Dozier Internet Law represents businesses in online litigation matters. We are dealing with issues in real, live disputes everyday and debating with opposing attorneys the nuances of the laws, and briefing and arguing issues in the Courts around the country. There is a hotly debated issue surrounding Communications Decency Act liability, and our long standing interpretation is pretty much being confirmed by the courts as decisions come down that editing content can put your immunity for third party content at risk.
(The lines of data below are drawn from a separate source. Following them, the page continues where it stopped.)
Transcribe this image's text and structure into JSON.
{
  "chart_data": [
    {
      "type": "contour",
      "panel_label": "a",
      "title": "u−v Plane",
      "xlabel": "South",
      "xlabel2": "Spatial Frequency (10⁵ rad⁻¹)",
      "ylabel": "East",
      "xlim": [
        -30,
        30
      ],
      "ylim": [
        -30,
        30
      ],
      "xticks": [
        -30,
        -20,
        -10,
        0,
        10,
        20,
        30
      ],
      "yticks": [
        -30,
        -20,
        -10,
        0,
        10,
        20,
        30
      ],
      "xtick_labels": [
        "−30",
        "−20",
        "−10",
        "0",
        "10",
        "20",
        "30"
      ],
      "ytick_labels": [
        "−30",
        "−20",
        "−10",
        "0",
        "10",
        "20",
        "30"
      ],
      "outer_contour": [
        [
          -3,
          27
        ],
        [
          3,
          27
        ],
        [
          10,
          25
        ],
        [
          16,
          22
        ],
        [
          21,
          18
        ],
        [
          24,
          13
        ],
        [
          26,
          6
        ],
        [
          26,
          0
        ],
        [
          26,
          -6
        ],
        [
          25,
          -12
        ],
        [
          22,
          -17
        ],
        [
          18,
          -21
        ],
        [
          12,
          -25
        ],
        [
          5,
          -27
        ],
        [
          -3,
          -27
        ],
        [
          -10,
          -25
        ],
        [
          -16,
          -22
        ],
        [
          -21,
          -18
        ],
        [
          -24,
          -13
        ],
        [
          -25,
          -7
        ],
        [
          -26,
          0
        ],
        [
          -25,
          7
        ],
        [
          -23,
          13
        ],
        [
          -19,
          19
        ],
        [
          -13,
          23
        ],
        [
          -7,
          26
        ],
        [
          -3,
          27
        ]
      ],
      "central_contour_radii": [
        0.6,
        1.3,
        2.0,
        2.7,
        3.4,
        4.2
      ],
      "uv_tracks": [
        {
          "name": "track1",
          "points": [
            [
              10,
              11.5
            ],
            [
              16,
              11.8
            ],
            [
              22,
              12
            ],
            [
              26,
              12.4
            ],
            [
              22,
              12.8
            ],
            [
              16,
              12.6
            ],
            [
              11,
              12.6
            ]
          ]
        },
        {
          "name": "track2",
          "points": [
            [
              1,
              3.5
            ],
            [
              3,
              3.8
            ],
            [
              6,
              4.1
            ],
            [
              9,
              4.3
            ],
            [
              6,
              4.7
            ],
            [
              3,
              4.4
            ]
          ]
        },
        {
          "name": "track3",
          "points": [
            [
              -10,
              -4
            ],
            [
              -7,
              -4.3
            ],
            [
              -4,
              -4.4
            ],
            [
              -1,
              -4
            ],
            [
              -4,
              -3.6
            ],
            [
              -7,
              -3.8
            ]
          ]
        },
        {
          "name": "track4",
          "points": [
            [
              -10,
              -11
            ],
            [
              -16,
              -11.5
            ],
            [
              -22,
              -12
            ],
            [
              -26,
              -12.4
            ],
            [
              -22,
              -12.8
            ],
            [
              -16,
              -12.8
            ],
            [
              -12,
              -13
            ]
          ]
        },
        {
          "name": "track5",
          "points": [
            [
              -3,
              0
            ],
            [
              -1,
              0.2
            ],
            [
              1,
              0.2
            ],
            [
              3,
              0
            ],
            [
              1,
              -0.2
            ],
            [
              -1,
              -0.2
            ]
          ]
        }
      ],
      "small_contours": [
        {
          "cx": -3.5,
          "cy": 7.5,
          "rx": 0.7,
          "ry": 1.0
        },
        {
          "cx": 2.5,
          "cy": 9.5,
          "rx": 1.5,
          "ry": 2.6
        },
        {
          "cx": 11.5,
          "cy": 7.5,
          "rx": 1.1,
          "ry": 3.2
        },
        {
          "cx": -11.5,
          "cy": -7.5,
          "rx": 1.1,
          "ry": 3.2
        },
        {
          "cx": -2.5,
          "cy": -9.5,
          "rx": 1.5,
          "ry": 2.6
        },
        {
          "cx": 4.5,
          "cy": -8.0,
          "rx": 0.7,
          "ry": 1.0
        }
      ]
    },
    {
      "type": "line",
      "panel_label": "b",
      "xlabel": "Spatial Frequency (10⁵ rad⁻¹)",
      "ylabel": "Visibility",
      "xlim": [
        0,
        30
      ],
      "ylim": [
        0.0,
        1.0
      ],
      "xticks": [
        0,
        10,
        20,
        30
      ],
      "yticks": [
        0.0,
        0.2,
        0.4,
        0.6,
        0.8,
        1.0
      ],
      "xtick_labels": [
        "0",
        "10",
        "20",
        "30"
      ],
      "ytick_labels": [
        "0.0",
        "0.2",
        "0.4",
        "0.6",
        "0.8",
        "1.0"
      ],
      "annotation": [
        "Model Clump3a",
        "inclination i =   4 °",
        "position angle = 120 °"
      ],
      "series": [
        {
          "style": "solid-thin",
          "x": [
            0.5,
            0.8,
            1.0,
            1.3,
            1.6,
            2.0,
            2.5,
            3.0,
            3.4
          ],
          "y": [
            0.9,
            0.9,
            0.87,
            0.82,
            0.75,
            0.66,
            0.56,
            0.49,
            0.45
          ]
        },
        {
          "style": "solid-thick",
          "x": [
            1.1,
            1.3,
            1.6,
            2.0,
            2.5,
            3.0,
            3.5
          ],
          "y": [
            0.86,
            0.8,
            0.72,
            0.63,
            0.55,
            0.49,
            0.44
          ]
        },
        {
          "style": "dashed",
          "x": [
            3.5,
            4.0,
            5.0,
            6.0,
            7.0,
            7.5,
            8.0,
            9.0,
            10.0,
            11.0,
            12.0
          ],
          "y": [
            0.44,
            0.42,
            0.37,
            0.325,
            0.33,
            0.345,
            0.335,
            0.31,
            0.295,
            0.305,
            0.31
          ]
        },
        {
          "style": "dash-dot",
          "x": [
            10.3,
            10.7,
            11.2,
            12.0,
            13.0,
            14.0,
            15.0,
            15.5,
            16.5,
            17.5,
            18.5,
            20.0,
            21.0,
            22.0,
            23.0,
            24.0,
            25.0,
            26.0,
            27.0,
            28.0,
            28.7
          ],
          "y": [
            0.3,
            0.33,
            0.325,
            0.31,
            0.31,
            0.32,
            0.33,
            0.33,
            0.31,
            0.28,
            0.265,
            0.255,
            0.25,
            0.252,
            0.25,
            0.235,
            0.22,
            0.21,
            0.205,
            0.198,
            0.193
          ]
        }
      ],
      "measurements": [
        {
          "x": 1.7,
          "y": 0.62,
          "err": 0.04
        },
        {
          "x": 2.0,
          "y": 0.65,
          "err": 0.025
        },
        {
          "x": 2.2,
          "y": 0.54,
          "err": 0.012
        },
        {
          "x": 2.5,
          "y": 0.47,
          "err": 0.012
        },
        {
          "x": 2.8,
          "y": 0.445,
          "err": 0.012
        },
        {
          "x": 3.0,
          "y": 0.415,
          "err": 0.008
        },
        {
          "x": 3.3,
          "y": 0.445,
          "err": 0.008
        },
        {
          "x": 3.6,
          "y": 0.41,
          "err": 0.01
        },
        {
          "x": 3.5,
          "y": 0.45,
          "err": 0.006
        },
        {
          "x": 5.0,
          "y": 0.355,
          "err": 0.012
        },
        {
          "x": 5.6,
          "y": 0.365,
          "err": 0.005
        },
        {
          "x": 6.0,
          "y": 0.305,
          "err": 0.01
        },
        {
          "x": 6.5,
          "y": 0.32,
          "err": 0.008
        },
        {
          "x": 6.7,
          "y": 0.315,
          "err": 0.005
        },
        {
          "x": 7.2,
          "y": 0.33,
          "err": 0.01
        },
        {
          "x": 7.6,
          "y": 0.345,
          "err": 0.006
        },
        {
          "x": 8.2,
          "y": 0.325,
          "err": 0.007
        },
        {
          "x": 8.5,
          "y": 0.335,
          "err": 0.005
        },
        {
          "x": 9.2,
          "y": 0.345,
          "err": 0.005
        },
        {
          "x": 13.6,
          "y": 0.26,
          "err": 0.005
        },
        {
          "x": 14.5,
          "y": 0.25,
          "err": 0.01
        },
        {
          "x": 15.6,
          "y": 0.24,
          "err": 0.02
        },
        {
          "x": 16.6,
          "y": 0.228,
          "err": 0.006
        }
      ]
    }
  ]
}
Professor Eric Goldman, who claims to be a Section 230 scholar, continues to grossly mistate the law as it relates to immunity, claiming that "editing doesn't matter" in the analysis, even going so far as to post a rebuttal to my interview with wired.com on the Twitter situation. I am not sure why the Eric Goldman types, almost universally liberal, free speech expansionists feigning expertise in these types of issues as "scholars", cannot grasp the concepts involved in CDA immunity analysis, do not understand the roomates.com case, and feel a need to attack those who dare disagree with them. Perhaps it is the inability to see both sides of an argument...it is easy to believe yourself when you are teaching law students and your interpretations are being blindly accepted. Dozier Internet Law litigates these issues, and our positions are vigorously vetted by the opposition and judges in the process.
Beware of the online advice, comments, and positions of the professorial types. They are disconnected from the reality of litigation and business, and surrounded by other liberal minded "scholars" and students who slap them on the back and agree with often ludicrous and extreme contentions. I would bet you that if your business followed the advice of these professor types, you would be out of business by now, having been brought to your knees by expensive litigation.
Eric Goldman reminds me of the saying among lawyers about law school professors: If you cannot practice law, you can always try to teach it.